Expert Medical Societies Release Multidisciplinary Recommendations for Breast Cancer Patient Care During COVID-19 Pandemic
The American Society of Breast Surgeons (ASBrS), the National Accreditation Program for Breast Centers (NAPBC), the National Comprehensive Cancer Network (NCCN), the Commission on Cancer (CoC) of the American College of Surgeons, and the American College of Radiology (ACR) have released new joint recommendations for prioritization, treatment and triage of breast cancer patients during the coronavirus (COVID-19) pandemic.

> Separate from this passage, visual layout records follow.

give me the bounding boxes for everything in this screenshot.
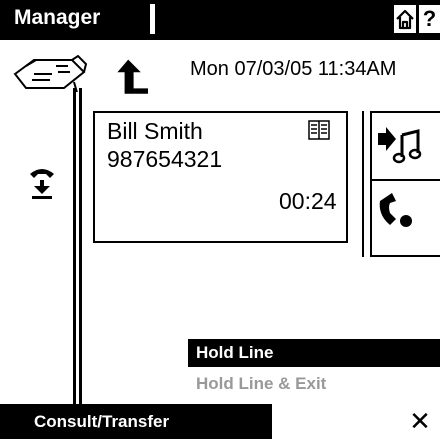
- music-icon: [378, 127, 422, 164]
- column-divider: [73, 88, 76, 408]
- date-time: Mon 07/03/05 11:34AM: [190, 58, 397, 80]
- close-button[interactable]: ✕: [405, 404, 435, 439]
- menu-item-hold-line-exit[interactable]: Hold Line & Exit: [188, 371, 440, 397]
- directory-book-icon[interactable]: [308, 119, 330, 146]
- home-icon: [396, 9, 414, 30]
- menu-item-hold-line[interactable]: Hold Line: [188, 339, 440, 367]
- home-button[interactable]: [394, 5, 416, 33]
- music-on-hold-button[interactable]: [370, 111, 440, 181]
- title-separator: [150, 4, 155, 34]
- column-divider: [79, 88, 82, 408]
- back-arrow-icon[interactable]: [112, 56, 152, 101]
- call-timer: 00:24: [279, 188, 337, 214]
- app-title: Manager: [14, 6, 101, 29]
- caller-name: Bill Smith: [107, 118, 203, 144]
- caller-number: 987654321: [107, 146, 223, 172]
- handset-down-icon[interactable]: [28, 160, 56, 205]
- button-divider: [362, 111, 364, 257]
- transfer-handset-button[interactable]: [370, 179, 440, 257]
- handset-transfer-icon: [379, 193, 412, 227]
- help-button[interactable]: ?: [419, 5, 440, 33]
- consult-transfer-button[interactable]: Consult/Transfer: [0, 404, 272, 439]
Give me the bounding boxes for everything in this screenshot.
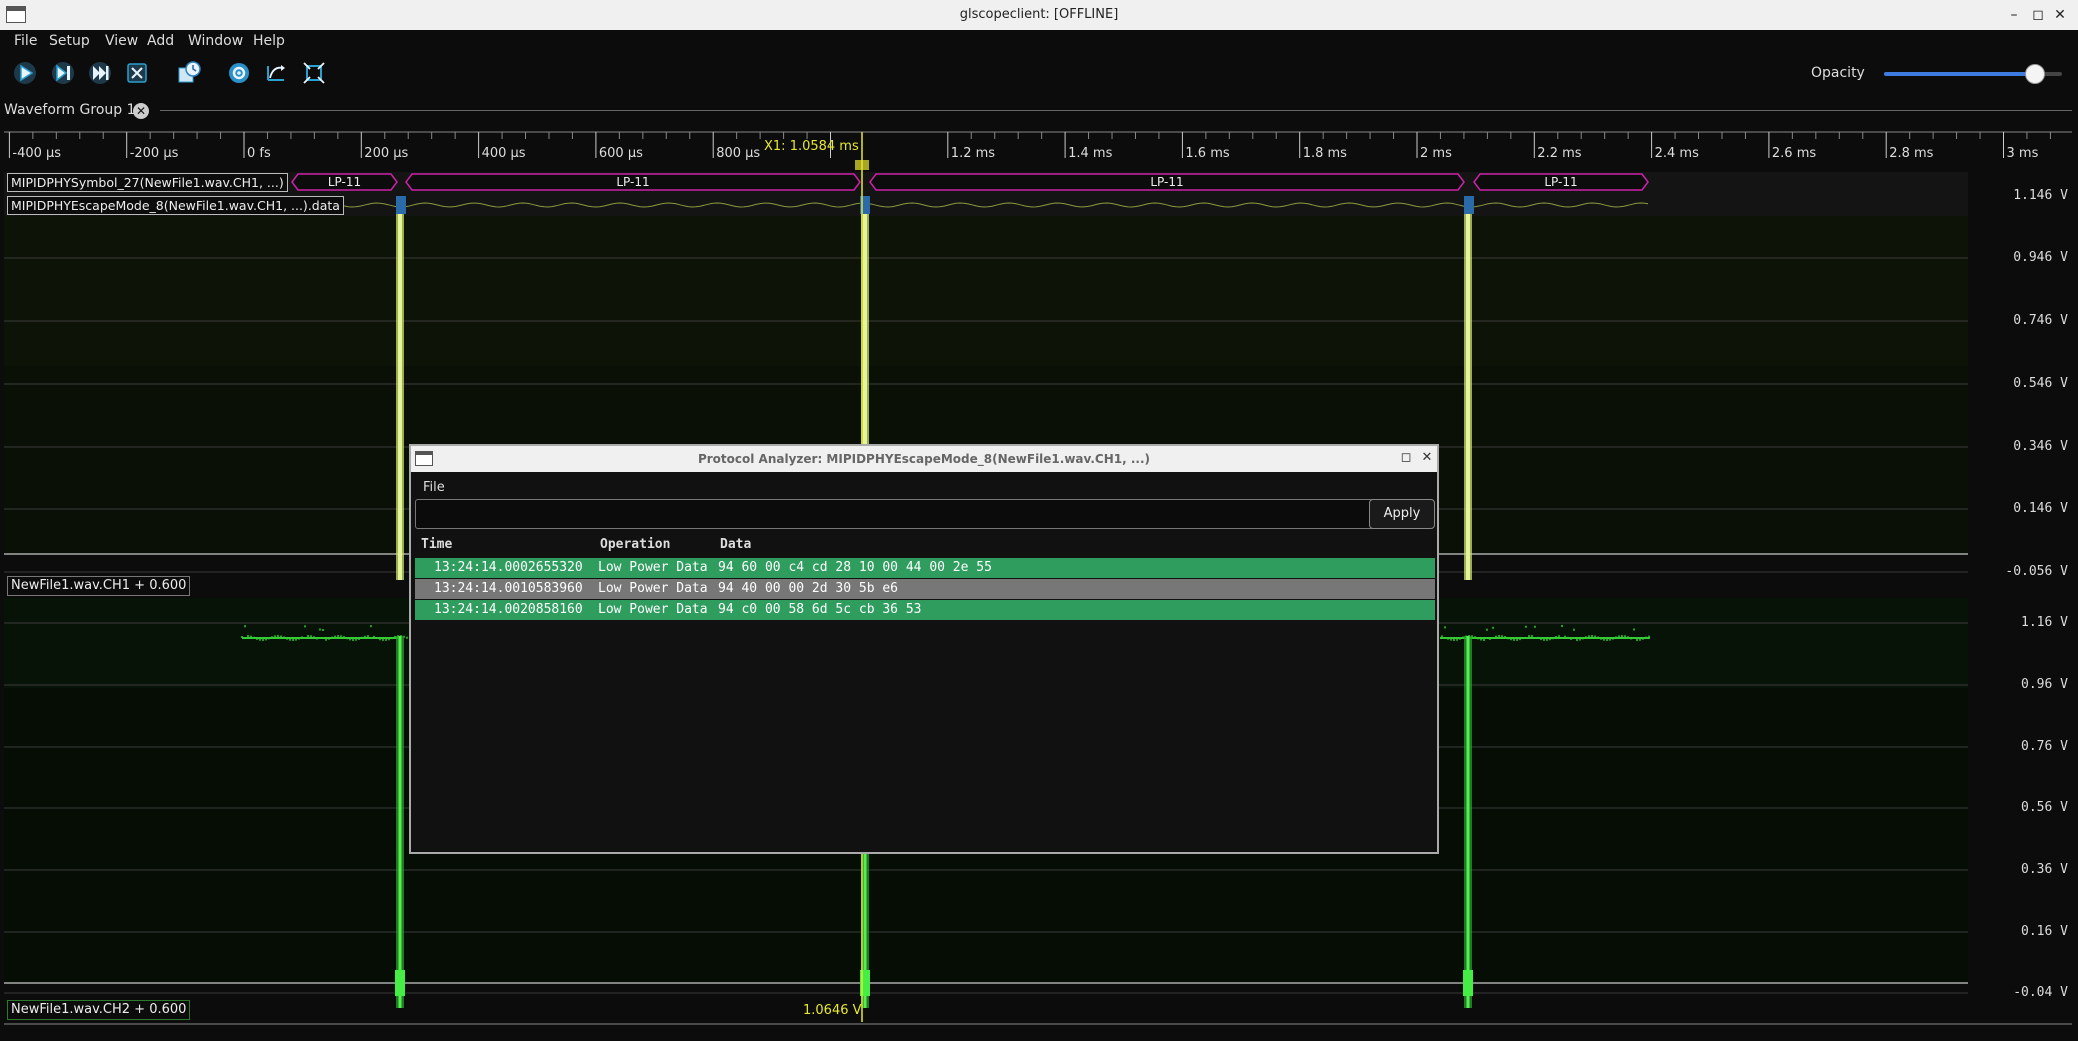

“As hospital resources and staff become limited, it is vital to define which breast cancer patients require urgent care and which can have delayed or alternative treatment without changing survival or risking exposure to the virus,” said Jill R. Dietz, MD, FACS, president of the ASBrS.
“The COVID-19 pandemic presents unprecedented challenges. These guidelines can help modify patient care to minimize exposure risk and preserve resources for patients with the most immediate need for care,” said Lawrence N. Shulman, MD, chair of the CoC.
The new recommendations categorize these patients into priority levels (A, B, C) for urgency of care across all specialties and provide treatment recommendations for each category.
- Priority A patients have conditions that are immediately life-threatening or symptomatic, requiring urgent treatment
- Priority B patients have conditions that do not require immediate treatment but should start treatment before the pandemic is over
- Priority C patients have conditions for which treatment can be safely deferred until the pandemic is over
“Implementation of these recommendations, based on the highest level of available evidence, must be adapted to current resource availability and COVID-19 pandemic severity in that region,” said Scott H. Kurtzman, MD, FACS, chair of the NAPBC.
“The risk of disease progression and worse patient outcomes should be weighed against risk of patient and staff exposure to the virus,” said Debra Monticciolo, MD, FACR, president of the ACR.
“Doctors should use the recommendations to prioritize care for these patients and adapt treatment recommendations to the local context at their hospital,” said William J. Gradishar, MD, Chair of the NCCN Clinical Practice Guidelines in Oncology (NCCN Guidelines) Panel for Breast Cancer.